Prefeitura intensifica fiscalização no Calçadão
Mercadorias apreendidas permanecem na SGCMU até o proprietário comprovar procedência e pagar multa
Todo o ambulante que tiver sua mercadoria apreendida pela fiscalização da Secretaria de Gestão da Cidade e Mobilidade Urbana (SGCMU), devido à ocupação de espaço público sem autorização para comércio, além de pagar multa de duas a seis Unidades de Referência Municipal (URMs) para recuperá-la, tem que comprovar a procedência dos produtos, com apresentação de nota fiscal. Uma URM, hoje, equivale a R$ 111,71.
”Estamos cumprindo a Lei. O Código de Posturas não permite ocupação e atividade no espaço público sem autorização. Portanto, a atividade do comércio ambulante é ilegal”, afirma o secretário Jacques Reydams.
Foto: Mercadoria apreendida - Divulgação/SGCMU
A fiscalização está atuando diariamente, por acordo entre as secretarias de Gestão da Cidade e Mobilidade Urbana, de Governo, de Qualidade Ambiental e de Segurança Pública, por meio da Guarda Municipal.

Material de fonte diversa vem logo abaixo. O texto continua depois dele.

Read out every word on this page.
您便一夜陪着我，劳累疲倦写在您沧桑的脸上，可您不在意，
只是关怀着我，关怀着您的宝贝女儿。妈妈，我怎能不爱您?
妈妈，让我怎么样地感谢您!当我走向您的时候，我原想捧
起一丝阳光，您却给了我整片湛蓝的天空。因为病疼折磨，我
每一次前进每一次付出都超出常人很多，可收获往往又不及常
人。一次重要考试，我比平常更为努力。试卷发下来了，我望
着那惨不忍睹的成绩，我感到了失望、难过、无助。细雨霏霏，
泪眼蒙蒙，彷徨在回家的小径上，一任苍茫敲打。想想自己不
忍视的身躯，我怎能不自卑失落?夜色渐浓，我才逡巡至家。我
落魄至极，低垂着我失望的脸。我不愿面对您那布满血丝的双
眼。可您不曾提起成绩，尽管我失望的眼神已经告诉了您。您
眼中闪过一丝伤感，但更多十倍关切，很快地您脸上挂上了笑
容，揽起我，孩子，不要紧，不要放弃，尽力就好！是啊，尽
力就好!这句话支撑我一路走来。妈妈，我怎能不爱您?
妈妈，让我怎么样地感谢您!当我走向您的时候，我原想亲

A partir do dia 10 de dezembro, será ainda mais rigorosa, por conta do movimento comercial de Natal e da abertura dos estabelecimentos até mais tarde. As mercadorias apreendidas ficam depositadas na SGCMU, em sacos lacrados, até serem recuperadas pelos donos.
A SGCMU ainda direcionou sua fiscalização para as praias do Laranjal. Comércio ativo ao longo da avenida Adolfo Fetter, como exemplos móveis fabricados em outros municípios, transportados em caminhões-baú e expostos na rua, também passam por notificação e apreensão. Na avenida Dom Joaquim e em outros pontos da cidade, as medidas são igualmente aplicadas.
Além do comércio de mercadorias, o som em alto volume em algumas lojas também é objeto da fiscalização municipal. A Secretaria de Qualidade Ambiental (SQA) está autuando estabelecimentos que utilizam esse critério para atrair consumidores, em razão da poluição sonora.